Optimal Fidelity Estimation from Binary Measurements for Discrete and Continuous Variable Systems

Estimating the fidelity between a desired target quantum state and an actual prepared state is essential for assessing the success of experiments. For pure target states, we use functional representations that can be measured directly and determine the number of copies of the prepared state needed for fidelity estimation. In continuous variable (CV) systems, we utilise the Wigner function, which can be measured via displaced parity measurements. We provide upper and lower bounds on the sample complexity required for fidelity estimation, considering the worst-case scenario across all possible prepared states.
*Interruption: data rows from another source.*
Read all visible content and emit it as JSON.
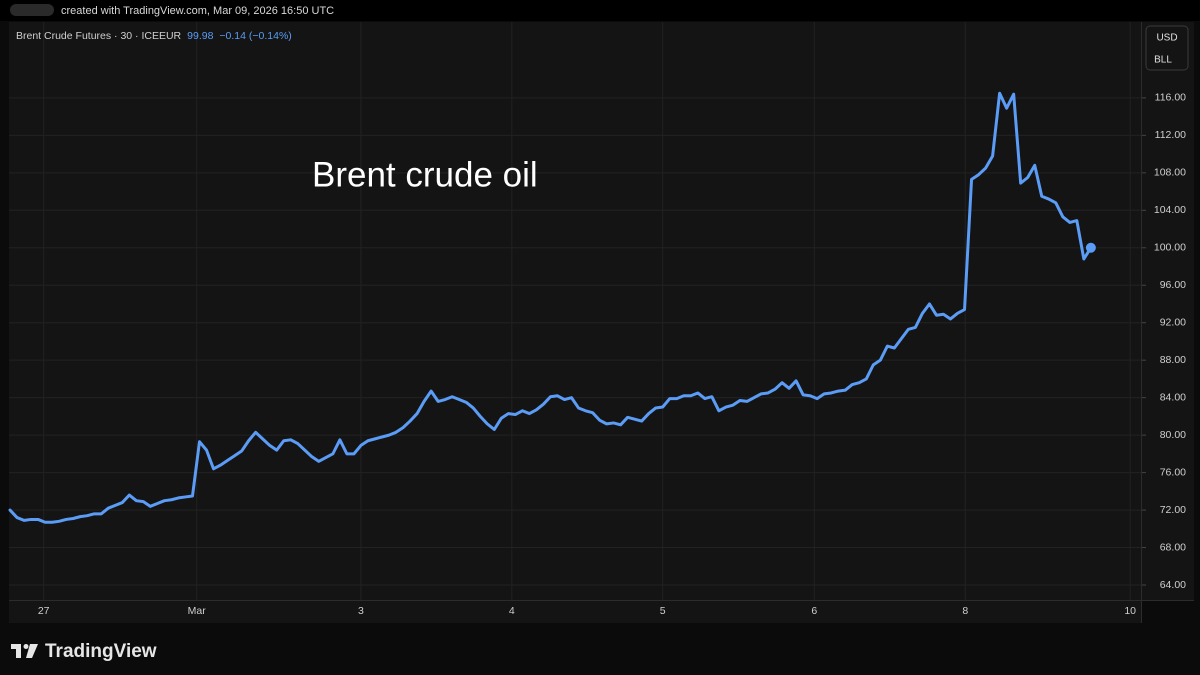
{
  "chart_data": {
    "type": "line",
    "header": "created with TradingView.com, Mar 09, 2026 16:50 UTC",
    "symbol": "Brent Crude Futures · 30 · ICEEUR",
    "last": 99.98,
    "change": "−0.14 (−0.14%)",
    "annotation": "Brent crude oil",
    "currency": "USD",
    "unit": "BLL",
    "brand": "TradingView",
    "color": "#5b9cf6",
    "grid": true,
    "values": [
      72.0,
      71.2,
      70.9,
      71.0,
      71.0,
      70.7,
      70.7,
      70.8,
      71.0,
      71.1,
      71.3,
      71.4,
      71.6,
      71.6,
      72.2,
      72.5,
      72.8,
      73.6,
      73.0,
      72.9,
      72.4,
      72.7,
      73.0,
      73.1,
      73.3,
      73.4,
      73.5,
      79.3,
      78.4,
      76.4,
      76.8,
      77.3,
      77.8,
      78.3,
      79.4,
      80.3,
      79.6,
      78.9,
      78.4,
      79.4,
      79.5,
      79.1,
      78.4,
      77.7,
      77.2,
      77.6,
      78.0,
      79.5,
      78.0,
      78.0,
      78.9,
      79.4,
      79.6,
      79.8,
      80.0,
      80.3,
      80.8,
      81.5,
      82.3,
      83.6,
      84.7,
      83.6,
      83.8,
      84.1,
      83.8,
      83.5,
      82.9,
      82.0,
      81.2,
      80.6,
      81.8,
      82.3,
      82.2,
      82.6,
      82.3,
      82.7,
      83.3,
      84.1,
      84.2,
      83.8,
      84.0,
      82.9,
      82.6,
      82.4,
      81.6,
      81.2,
      81.3,
      81.1,
      81.9,
      81.7,
      81.5,
      82.3,
      82.9,
      83.0,
      83.9,
      83.9,
      84.2,
      84.2,
      84.5,
      83.9,
      84.1,
      82.6,
      83.0,
      83.2,
      83.7,
      83.6,
      84.0,
      84.4,
      84.5,
      84.9,
      85.6,
      85.0,
      85.8,
      84.3,
      84.2,
      83.9,
      84.4,
      84.5,
      84.7,
      84.8,
      85.4,
      85.6,
      86.0,
      87.5,
      88.0,
      89.5,
      89.3,
      90.3,
      91.3,
      91.5,
      93.0,
      94.0,
      92.8,
      92.9,
      92.4,
      93.0,
      93.4,
      107.3,
      107.8,
      108.5,
      109.8,
      116.5,
      114.9,
      116.4,
      106.9,
      107.5,
      108.8,
      105.5,
      105.2,
      104.8,
      103.3,
      102.7,
      102.9,
      98.8,
      100.0
    ],
    "xlim": [
      0,
      161
    ],
    "xticks": [
      {
        "value": 4.8,
        "label": "27"
      },
      {
        "value": 26.6,
        "label": "Mar"
      },
      {
        "value": 50,
        "label": "3"
      },
      {
        "value": 71.5,
        "label": "4"
      },
      {
        "value": 93,
        "label": "5"
      },
      {
        "value": 114.6,
        "label": "6"
      },
      {
        "value": 136.1,
        "label": "8"
      },
      {
        "value": 159.6,
        "label": "10"
      }
    ],
    "ylim": [
      62.4,
      124.1
    ],
    "yticks": [
      {
        "value": 64,
        "label": "64.00"
      },
      {
        "value": 68,
        "label": "68.00"
      },
      {
        "value": 72,
        "label": "72.00"
      },
      {
        "value": 76,
        "label": "76.00"
      },
      {
        "value": 80,
        "label": "80.00"
      },
      {
        "value": 84,
        "label": "84.00"
      },
      {
        "value": 88,
        "label": "88.00"
      },
      {
        "value": 92,
        "label": "92.00"
      },
      {
        "value": 96,
        "label": "96.00"
      },
      {
        "value": 100,
        "label": "100.00"
      },
      {
        "value": 104,
        "label": "104.00"
      },
      {
        "value": 108,
        "label": "108.00"
      },
      {
        "value": 112,
        "label": "112.00"
      },
      {
        "value": 116,
        "label": "116.00"
      }
    ]
  }
}
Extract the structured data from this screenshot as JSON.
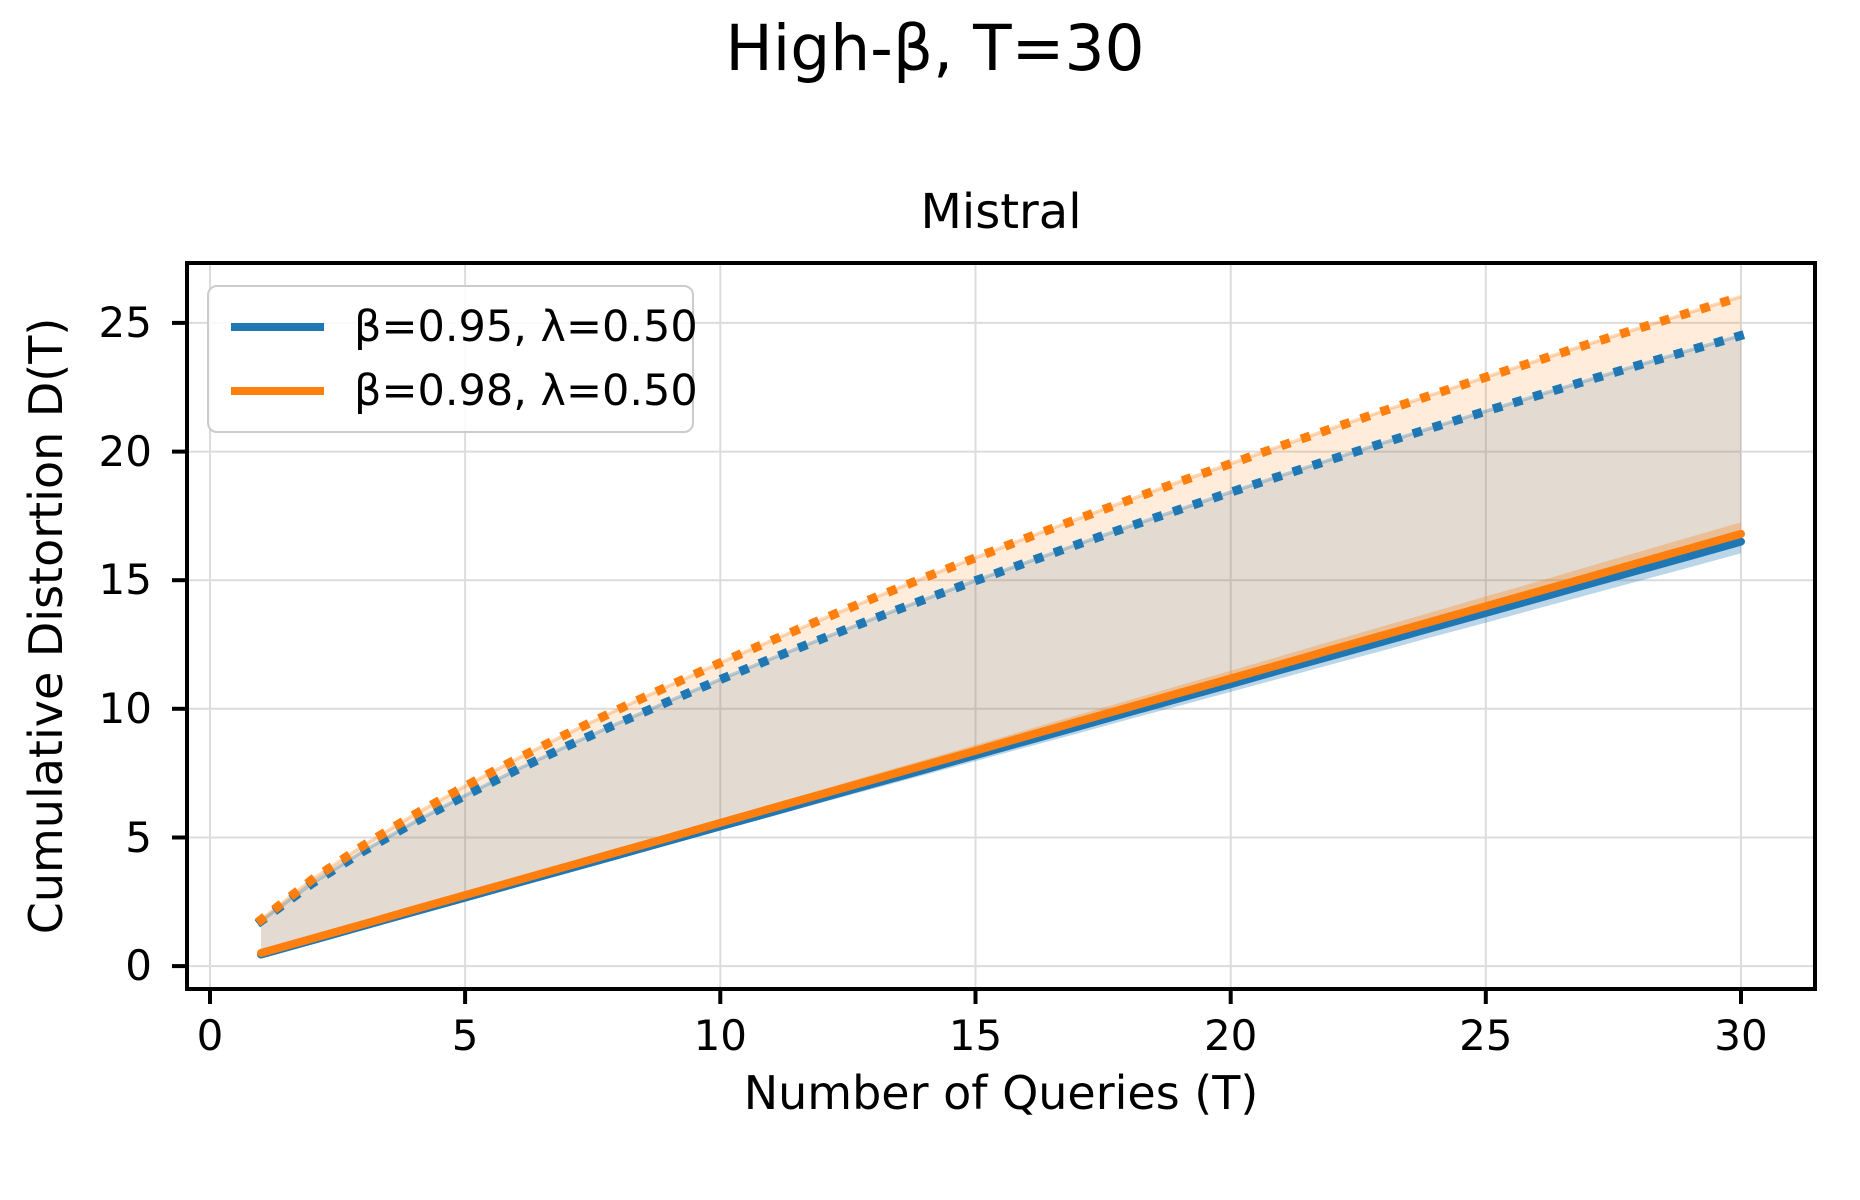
{
  "figure": {
    "suptitle": "High-β, T=30",
    "axes_title": "Mistral",
    "xlabel": "Number of Queries (T)",
    "ylabel": "Cumulative Distortion D(T)"
  },
  "chart_data": {
    "type": "line",
    "suptitle": "High-β, T=30",
    "title": "Mistral",
    "xlabel": "Number of Queries (T)",
    "ylabel": "Cumulative Distortion D(T)",
    "xlim": [
      -0.45,
      31.45
    ],
    "ylim": [
      -0.89,
      27.33
    ],
    "xticks": [
      0,
      5,
      10,
      15,
      20,
      25,
      30
    ],
    "yticks": [
      0,
      5,
      10,
      15,
      20,
      25
    ],
    "grid": true,
    "legend_position": "upper left",
    "colors": {
      "blue": "#1f77b4",
      "orange": "#ff7f0e",
      "grid": "#dcdcdc",
      "spine": "#000000"
    },
    "x": [
      1,
      2,
      3,
      4,
      5,
      6,
      7,
      8,
      9,
      10,
      11,
      12,
      13,
      14,
      15,
      16,
      17,
      18,
      19,
      20,
      21,
      22,
      23,
      24,
      25,
      26,
      27,
      28,
      29,
      30
    ],
    "series": [
      {
        "name": "β=0.95, λ=0.50",
        "color": "#1f77b4",
        "style_mean": "solid",
        "style_upper": "dotted",
        "mean": [
          0.45,
          1.0,
          1.56,
          2.11,
          2.66,
          3.22,
          3.77,
          4.32,
          4.88,
          5.43,
          5.98,
          6.54,
          7.09,
          7.64,
          8.2,
          8.75,
          9.3,
          9.86,
          10.41,
          10.96,
          11.52,
          12.07,
          12.62,
          13.18,
          13.73,
          14.28,
          14.84,
          15.39,
          15.94,
          16.5
        ],
        "band": [
          0.02,
          0.03,
          0.05,
          0.06,
          0.08,
          0.09,
          0.11,
          0.12,
          0.14,
          0.15,
          0.17,
          0.18,
          0.2,
          0.21,
          0.23,
          0.24,
          0.26,
          0.27,
          0.29,
          0.3,
          0.32,
          0.33,
          0.35,
          0.36,
          0.38,
          0.39,
          0.41,
          0.42,
          0.44,
          0.45
        ],
        "upper_dotted": [
          1.75,
          3.21,
          4.46,
          5.59,
          6.63,
          7.62,
          8.55,
          9.44,
          10.3,
          11.14,
          11.95,
          12.73,
          13.5,
          14.25,
          14.98,
          15.69,
          16.39,
          17.08,
          17.75,
          18.42,
          19.07,
          19.71,
          20.34,
          20.96,
          21.57,
          22.17,
          22.77,
          23.36,
          23.94,
          24.51
        ]
      },
      {
        "name": "β=0.98, λ=0.50",
        "color": "#ff7f0e",
        "style_mean": "solid",
        "style_upper": "dotted",
        "mean": [
          0.51,
          1.07,
          1.63,
          2.2,
          2.76,
          3.32,
          3.88,
          4.44,
          5.0,
          5.57,
          6.13,
          6.69,
          7.25,
          7.81,
          8.37,
          8.94,
          9.5,
          10.06,
          10.62,
          11.18,
          11.74,
          12.31,
          12.87,
          13.43,
          13.99,
          14.55,
          15.11,
          15.68,
          16.24,
          16.8
        ],
        "band": [
          0.02,
          0.03,
          0.05,
          0.06,
          0.08,
          0.09,
          0.11,
          0.12,
          0.14,
          0.15,
          0.17,
          0.18,
          0.2,
          0.21,
          0.23,
          0.24,
          0.26,
          0.27,
          0.29,
          0.3,
          0.32,
          0.33,
          0.35,
          0.36,
          0.38,
          0.39,
          0.41,
          0.42,
          0.44,
          0.45
        ],
        "upper_dotted": [
          1.8,
          3.36,
          4.68,
          5.88,
          6.99,
          8.04,
          9.03,
          9.98,
          10.9,
          11.79,
          12.65,
          13.49,
          14.3,
          15.1,
          15.87,
          16.64,
          17.38,
          18.11,
          18.83,
          19.53,
          20.23,
          20.91,
          21.58,
          22.24,
          22.89,
          23.53,
          24.17,
          24.79,
          25.41,
          26.02
        ]
      }
    ],
    "legend": [
      {
        "label": "β=0.95, λ=0.50",
        "color": "#1f77b4"
      },
      {
        "label": "β=0.98, λ=0.50",
        "color": "#ff7f0e"
      }
    ]
  }
}
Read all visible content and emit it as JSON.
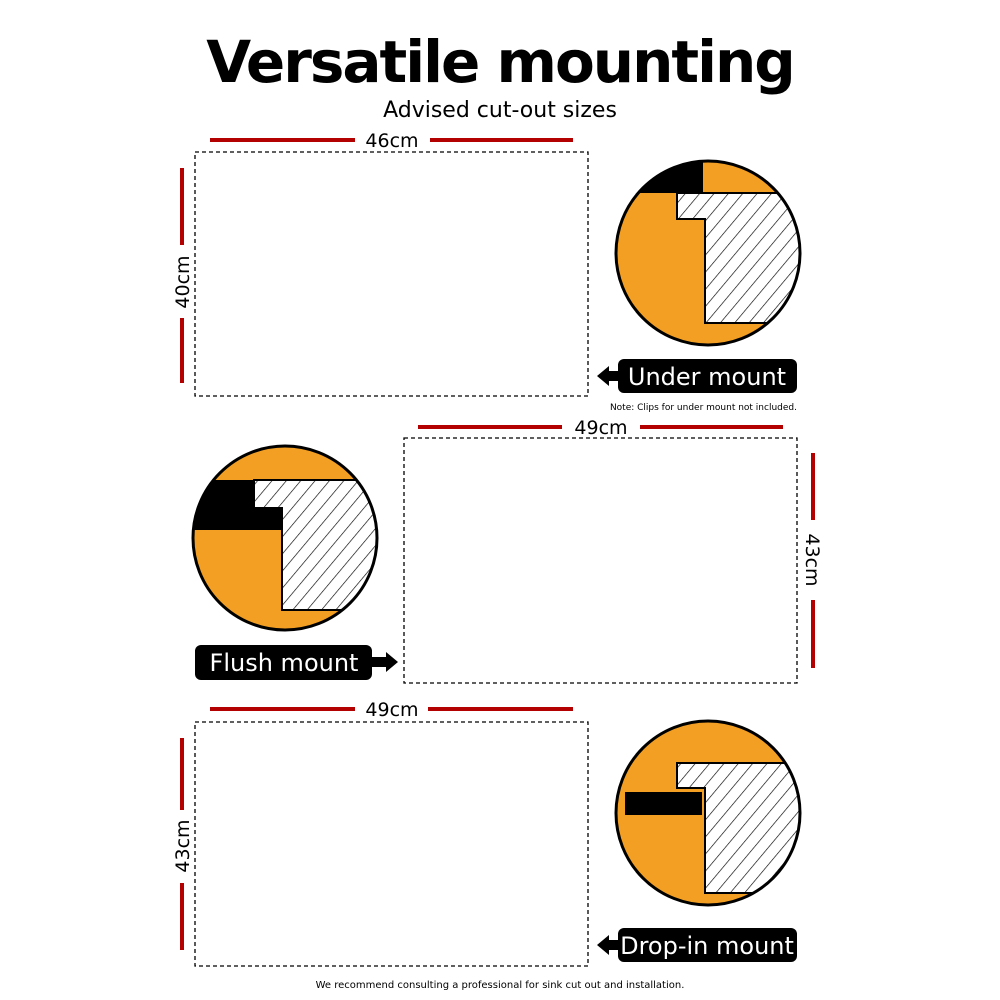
{
  "header": {
    "title": "Versatile mounting",
    "subtitle": "Advised cut-out sizes"
  },
  "colors": {
    "dimension_line": "#b30000",
    "accent_orange": "#f29f24",
    "label_bg": "#000000"
  },
  "sections": [
    {
      "mount_label": "Under mount",
      "width_label": "46cm",
      "height_label": "40cm",
      "note": "Note: Clips for under mount not included.",
      "arrow": "arrow-left-icon"
    },
    {
      "mount_label": "Flush mount",
      "width_label": "49cm",
      "height_label": "43cm",
      "arrow": "arrow-right-icon"
    },
    {
      "mount_label": "Drop-in mount",
      "width_label": "49cm",
      "height_label": "43cm",
      "arrow": "arrow-left-icon"
    }
  ],
  "footer": {
    "text": "We recommend consulting a professional for sink cut out and installation."
  }
}
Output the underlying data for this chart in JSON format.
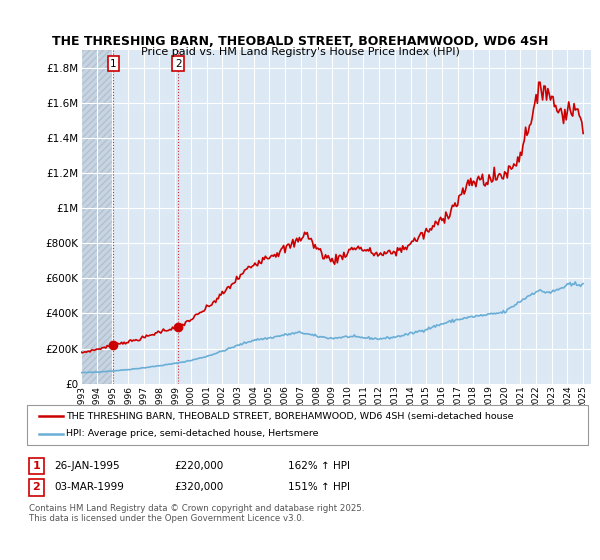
{
  "title_line1": "THE THRESHING BARN, THEOBALD STREET, BOREHAMWOOD, WD6 4SH",
  "title_line2": "Price paid vs. HM Land Registry's House Price Index (HPI)",
  "ylim": [
    0,
    1900000
  ],
  "yticks": [
    0,
    200000,
    400000,
    600000,
    800000,
    1000000,
    1200000,
    1400000,
    1600000,
    1800000
  ],
  "background_color": "#ffffff",
  "plot_bg_color": "#dce9f5",
  "hatch_bg_color": "#c8d8e8",
  "between_fill_color": "#dce9f5",
  "grid_color": "#ffffff",
  "hpi_color": "#6aaed6",
  "price_color": "#cc0000",
  "legend_label_price": "THE THRESHING BARN, THEOBALD STREET, BOREHAMWOOD, WD6 4SH (semi-detached house",
  "legend_label_hpi": "HPI: Average price, semi-detached house, Hertsmere",
  "transaction1_date": "26-JAN-1995",
  "transaction1_price": "£220,000",
  "transaction1_hpi": "162% ↑ HPI",
  "transaction2_date": "03-MAR-1999",
  "transaction2_price": "£320,000",
  "transaction2_hpi": "151% ↑ HPI",
  "footnote": "Contains HM Land Registry data © Crown copyright and database right 2025.\nThis data is licensed under the Open Government Licence v3.0.",
  "transaction1_x": 1995.07,
  "transaction1_y": 220000,
  "transaction2_x": 1999.2,
  "transaction2_y": 320000,
  "xlim_min": 1993.0,
  "xlim_max": 2025.5,
  "x_tick_years": [
    1993,
    1994,
    1995,
    1996,
    1997,
    1998,
    1999,
    2000,
    2001,
    2002,
    2003,
    2004,
    2005,
    2006,
    2007,
    2008,
    2009,
    2010,
    2011,
    2012,
    2013,
    2014,
    2015,
    2016,
    2017,
    2018,
    2019,
    2020,
    2021,
    2022,
    2023,
    2024,
    2025
  ]
}
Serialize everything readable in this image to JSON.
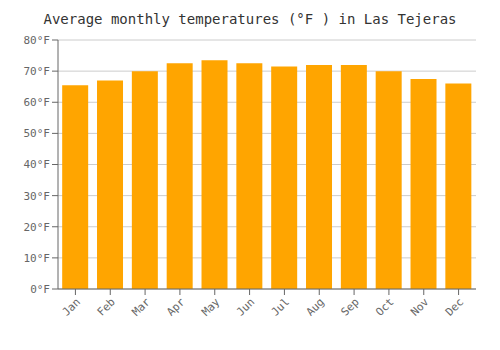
{
  "chart_data": {
    "type": "bar",
    "title": "Average monthly temperatures (°F ) in Las Tejeras",
    "categories": [
      "Jan",
      "Feb",
      "Mar",
      "Apr",
      "May",
      "Jun",
      "Jul",
      "Aug",
      "Sep",
      "Oct",
      "Nov",
      "Dec"
    ],
    "values": [
      65.5,
      67.0,
      70.0,
      72.5,
      73.5,
      72.5,
      71.5,
      72.0,
      72.0,
      70.0,
      67.5,
      66.0
    ],
    "color": "#FFA500",
    "ylim": [
      0,
      80
    ],
    "yticks": [
      {
        "value": 0,
        "label": "0°F"
      },
      {
        "value": 10,
        "label": "10°F"
      },
      {
        "value": 20,
        "label": "20°F"
      },
      {
        "value": 30,
        "label": "30°F"
      },
      {
        "value": 40,
        "label": "40°F"
      },
      {
        "value": 50,
        "label": "50°F"
      },
      {
        "value": 60,
        "label": "60°F"
      },
      {
        "value": 70,
        "label": "70°F"
      },
      {
        "value": 80,
        "label": "80°F"
      }
    ],
    "grid": true
  }
}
For target states of particular interest, such as Fock and Gaussian states, we find that this sample complexity is characterised by the $L^1$-norm of the Wigner function, a measure of Wigner negativity widely studied in the literature, in particular in resource theories of quantum computation. For discrete variable systems consisting of $n$ qubits, we explore fidelity estimation protocols using Pauli string measurements. Similarly to the CV approach, the sample complexity is shown to be characterised by the $L^1$-norm of the characteristic function of the target state for both Haar random states and stabiliser states. Furthermore, in a general black box model, we prove that, for any target state, the optimal sample complexity for fidelity estimation is characterised by the smoothed $L^1$-norm of the target state. To the best of our knowledge, this is the first time the $L^1$-norm of the Wigner function provides a lower bound on the cost of some information processing task.